Why careers in finance require a lot of learning
A career in finance is about so much more than money, and requires extensive knowledge of a wide range of subjects in order to excel. The number of subsets within each of the finance sectors can make it difficult to home in on a favored career path. For example, a hedge fund employee may be expected to take up roles as a trader, financial analyst, quantitative analyst, marketing manager or regulatory compliance officer. To adapt and thrive in these environments, finance professionals need a solid foundation of education and training.
Education and training
The finance industry is a complex and multifaceted beast with a range of sub-industries and sectors, which is why careers in finance require a lot of learning. A bachelor’s degree is generally a prerequisite for a career in the finance industry, so focus on core subjects, such as business administration, accounting or finance, depending on your dream role. These programs will enable you to learn about finance planning, portfolio assessment and other subjects to prepare you for real-world work. A university such as Maryville offers a bachelors in accounting online, which is a great option for anyone looking for the flexibility pursuing a further education while working. Once you have graduated you then have the option of acquiring a master’s degree, which will further boost your professional aspirations.
Skills to learn
Employers generally attempt to source finance professionals with a well-rounded skill set, made up of a mix of hard, teachable abilities, such as accounting and economics, and soft traits, such as communication and decision-making. While every student will focus on a core subject during their bachelor’s degree, there is a range of courses that are applicable to almost every role in the finance sector. Taking on additional subjects outside of the business school curricula can also give you an edge in the job market. The main areas of study that leading organizations will be looking for include:
Math and finance are fundamentally intertwined, as even the most basic activities require arithmetic. Learning how to solve equations quickly will also stand you in good stead for work in complex financial markets, enable you to compare and contrast large batches of information and determine the best course of action with regard to stocks and shares, if your job role requires it. There is a range of courses available for algebra, calculus and other areas of math that can get you up to speed.
Courses in microeconomics and macroeconomics can improve your understanding of topics, such as banking, recessions, wealth and finance, by helping you to understand how money and resources are used in modern business, and the impact of financial decisions at enterprise level and how these affect the wider economy. Knowledge of marketing trading and how stocks work also ties neatly into this. Finally, accounting and managerial accounting is beneficial, even if you are not focusing on roles such as auditing, as you will be able to record, report and understand the different facets of financial transactions, as well as monitor and manage an enterprise’s budget and expenditure.
Critical thinking is also required for solving problems, understanding behaviors and uncovering trends within the finance industry. Applying this with your math and economics knowledge will do wonders for decision-making.
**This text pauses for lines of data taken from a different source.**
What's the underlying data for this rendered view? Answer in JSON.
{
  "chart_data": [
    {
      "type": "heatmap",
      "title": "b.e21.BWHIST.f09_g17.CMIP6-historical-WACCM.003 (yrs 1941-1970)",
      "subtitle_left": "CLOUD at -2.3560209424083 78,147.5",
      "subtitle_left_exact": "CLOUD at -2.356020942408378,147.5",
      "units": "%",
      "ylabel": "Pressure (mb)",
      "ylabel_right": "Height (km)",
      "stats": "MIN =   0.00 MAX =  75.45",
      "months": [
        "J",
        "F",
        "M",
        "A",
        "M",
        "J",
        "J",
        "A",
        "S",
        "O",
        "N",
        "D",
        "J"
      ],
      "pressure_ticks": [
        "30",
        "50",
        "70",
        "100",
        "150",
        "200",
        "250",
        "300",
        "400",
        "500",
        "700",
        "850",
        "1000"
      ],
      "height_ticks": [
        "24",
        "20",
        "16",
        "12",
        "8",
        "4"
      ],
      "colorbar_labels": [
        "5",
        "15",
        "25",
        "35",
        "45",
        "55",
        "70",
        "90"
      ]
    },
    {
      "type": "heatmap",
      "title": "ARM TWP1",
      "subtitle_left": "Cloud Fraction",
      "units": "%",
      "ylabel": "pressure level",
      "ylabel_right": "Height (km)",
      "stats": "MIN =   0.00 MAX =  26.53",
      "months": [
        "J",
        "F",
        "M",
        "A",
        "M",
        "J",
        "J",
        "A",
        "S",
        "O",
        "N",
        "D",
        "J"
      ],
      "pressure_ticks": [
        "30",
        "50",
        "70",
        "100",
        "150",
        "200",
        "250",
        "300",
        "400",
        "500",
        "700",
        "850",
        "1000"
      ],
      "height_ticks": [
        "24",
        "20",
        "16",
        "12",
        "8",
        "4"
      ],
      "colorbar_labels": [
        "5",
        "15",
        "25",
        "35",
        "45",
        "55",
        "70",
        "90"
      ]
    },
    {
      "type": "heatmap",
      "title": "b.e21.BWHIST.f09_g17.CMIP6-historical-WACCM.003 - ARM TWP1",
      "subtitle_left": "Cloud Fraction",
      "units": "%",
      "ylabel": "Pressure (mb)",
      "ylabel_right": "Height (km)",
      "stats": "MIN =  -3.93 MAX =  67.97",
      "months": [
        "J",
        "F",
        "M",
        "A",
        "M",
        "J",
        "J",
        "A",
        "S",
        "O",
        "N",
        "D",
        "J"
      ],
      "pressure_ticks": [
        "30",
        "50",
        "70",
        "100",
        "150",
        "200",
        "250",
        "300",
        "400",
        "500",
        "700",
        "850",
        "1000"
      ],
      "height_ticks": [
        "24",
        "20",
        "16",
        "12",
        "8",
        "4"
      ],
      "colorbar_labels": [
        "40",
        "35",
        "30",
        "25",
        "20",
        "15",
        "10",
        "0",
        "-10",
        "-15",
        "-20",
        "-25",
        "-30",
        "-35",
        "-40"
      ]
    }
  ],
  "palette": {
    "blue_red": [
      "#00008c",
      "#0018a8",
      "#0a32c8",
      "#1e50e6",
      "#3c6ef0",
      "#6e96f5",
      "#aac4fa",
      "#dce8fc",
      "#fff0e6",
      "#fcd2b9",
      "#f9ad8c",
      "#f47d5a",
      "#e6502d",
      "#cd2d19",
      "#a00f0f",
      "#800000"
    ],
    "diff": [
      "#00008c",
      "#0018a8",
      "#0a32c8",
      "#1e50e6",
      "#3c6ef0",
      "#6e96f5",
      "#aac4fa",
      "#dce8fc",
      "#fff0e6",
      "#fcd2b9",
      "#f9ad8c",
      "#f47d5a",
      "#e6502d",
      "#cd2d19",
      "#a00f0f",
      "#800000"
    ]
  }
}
Courses you could take include behavioral finance and behavioral psychology, which both look at the unique motivations of each of the parties within the financial sector. A writing course will also enable to put your thoughts to paper more coherently and improve communications via letters, reports and memos.
Common key skills
Whether you are working as a bank cashier or are aiming to graduate as a qualified accountant, there are certain skills and attributes that will be transferrable across the finance sector and will be required by almost every employer. Therefore, you should have good all-round IT skills, excellent verbal and oral communications, a logical and analytical mindset for solving problems, an ability to work on your own and with a team, and an awareness and interest of trends in your chosen field.
Specific skill sets
These core attributes should be supplemented by specific skills for your chosen area of the finance industry. For example, investment analysts need to be well versed in the latest market developments, be able to conduct due diligence via in-depth research and be aware of the impact of the political and economic climate on investment potential. Meanwhile, an accountant is expected to be able to digest and make sense of a high volume of information, while a stockbroker will need a greater focus in expressive interpersonal skills to forge relationships that will bring added value to stocks and investments. Corporate finance, on the other hand, is a job role that requires employees to maximize corporate value while mitigating risk by forecasting profits and losses, negotiating lines of credit and coordinating with auditors. As you can see, the job responsibilities can be vastly different.
Finance job roles require a lot of learning, but with a focus on a core subject and a generalist approach to other important areas of finance, you can quickly become a jack-of-all-trades and a master of a certain niche or subset as you look to forge a long-term and successful career in the industry.